According to the United Nations, an estimated 25 million people are in forced labor (including sexual exploitation) at any given time as a result of trafficking. Trafficking is exploited in 137 countries every year, and an estimated 1.2 million children are trafficked each year, as well.

Not many people know about the usual nonchalant way in which, mostly young girls, are kidnapped and turned into prostitutes and drug addicts each day. This is a common occurrence, and some people are unaware of how to prevent this.

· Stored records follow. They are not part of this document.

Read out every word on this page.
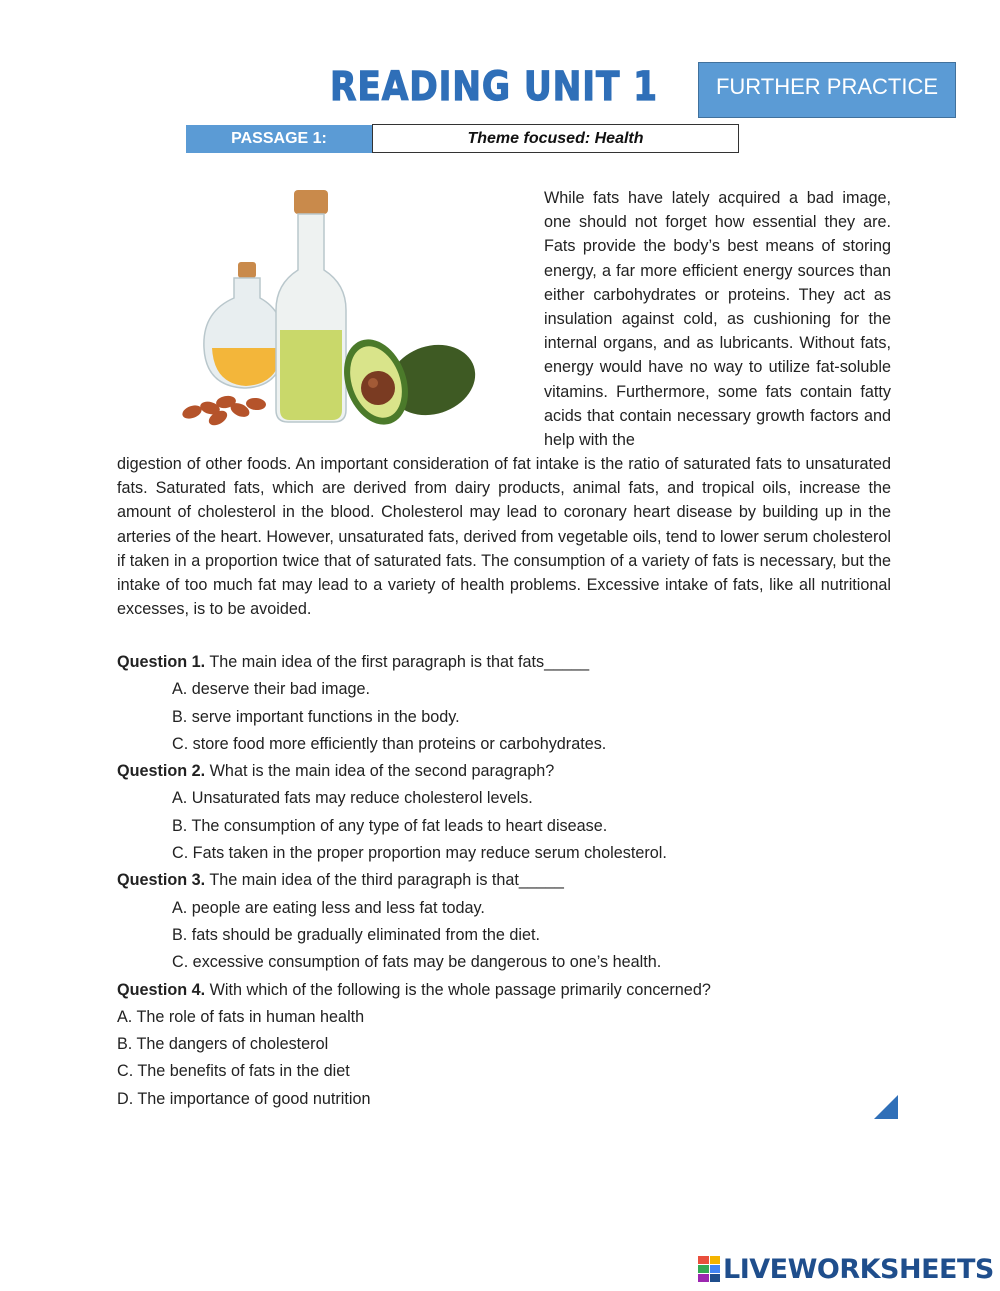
READING UNIT 1	FURTHER PRACTICE
PASSAGE 1:	Theme focused: Health

While fats have lately acquired a bad image, one should not forget how essential they are. Fats provide the body’s best means of storing energy, a far more efficient energy sources than either carbohydrates or proteins. They act as insulation against cold, as cushioning for the internal organs, and as lubricants. Without fats, energy would have no way to utilize fat-soluble vitamins. Furthermore, some fats contain fatty acids that contain necessary growth factors and help with the

digestion of other foods. An important consideration of fat intake is the ratio of saturated fats to unsaturated fats. Saturated fats, which are derived from dairy products, animal fats, and tropical oils, increase the amount of cholesterol in the blood. Cholesterol may lead to coronary heart disease by building up in the arteries of the heart. However, unsaturated fats, derived from vegetable oils, tend to lower serum cholesterol if taken in a proportion twice that of saturated fats. The consumption of a variety of fats is necessary, but the intake of too much fat may lead to a variety of health problems. Excessive intake of fats, like all nutritional excesses, is to be avoided.

Question 1. The main idea of the first paragraph is that fats_____
A. deserve their bad image.
B. serve important functions in the body.
C. store food more efficiently than proteins or carbohydrates.
Question 2. What is the main idea of the second paragraph?
A. Unsaturated fats may reduce cholesterol levels.
B. The consumption of any type of fat leads to heart disease.
C. Fats taken in the proper proportion may reduce serum cholesterol.
Question 3. The main idea of the third paragraph is that_____
A. people are eating less and less fat today.
B. fats should be gradually eliminated from the diet.
C. excessive consumption of fats may be dangerous to one’s health.
Question 4. With which of the following is the whole passage primarily concerned?
A. The role of fats in human health
B. The dangers of cholesterol
C. The benefits of fats in the diet
D. The importance of good nutrition
LIVEWORKSHEETS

However, there are many causes that have originated in order to ease the pain of trafficking victims and their families. Among those organizations is one in particular, Operation Mobilization, in which one of our very own staff members at Wellington High School, Danielle Petrozelli, is an active club member. This organization is a band of missionaries that offer safe
houses and counseling to the abused sex slaves that have been left jobless and kicked out of trafficking.

In fact, in January, in order to raise money for the cause, Danielle began a climb up the highest mountain in Africa; Mt. Kilimanjaro.

“I trained for about four months for the climb. We practiced on Pikes Peek in Colorado.” And, finally, in January, Petrozelli and the 47 other women embarked on their climb over Mt. Kilimanjaro. A total of $13,000 from all the donations was raised for the cause.

“The money goes to missionaries so that they can educate families in other countries about the possible involving human trafficking,” Petrozelli said. In most countries, most people don’t know much about this horrific injustice. Sometimes, perpetuators will manipulate family members into giving their child to them by promising them a better life. If more citizens in
other countries were led to know and were informed about these indecencies, then it would be less likely to happen.

By climbing Mt. Kilimanjaro, Danielle Petrozelli hoped to bring light to the problem of human trafficking. She believes by making people more aware of the situation everyone will be able to do something to see that this injustice ends in the next generation.

Petrozelli and the 47 other women who are part of Operation Mobilization climbed to the peak of the mountain; Uhuru peak. “In Swahilee, Uhuru means freedom,” said Petrozelli, with a smile and big, bright eyes.

These bright and passionate eyes represent Petrozelli and the 47 other women’s passion and committment to Operation Mobilization’s cause. And, when these women climbed the peak of freedom, they hoped it served as an emblem for the liberation of these victims they are working so hard to protect.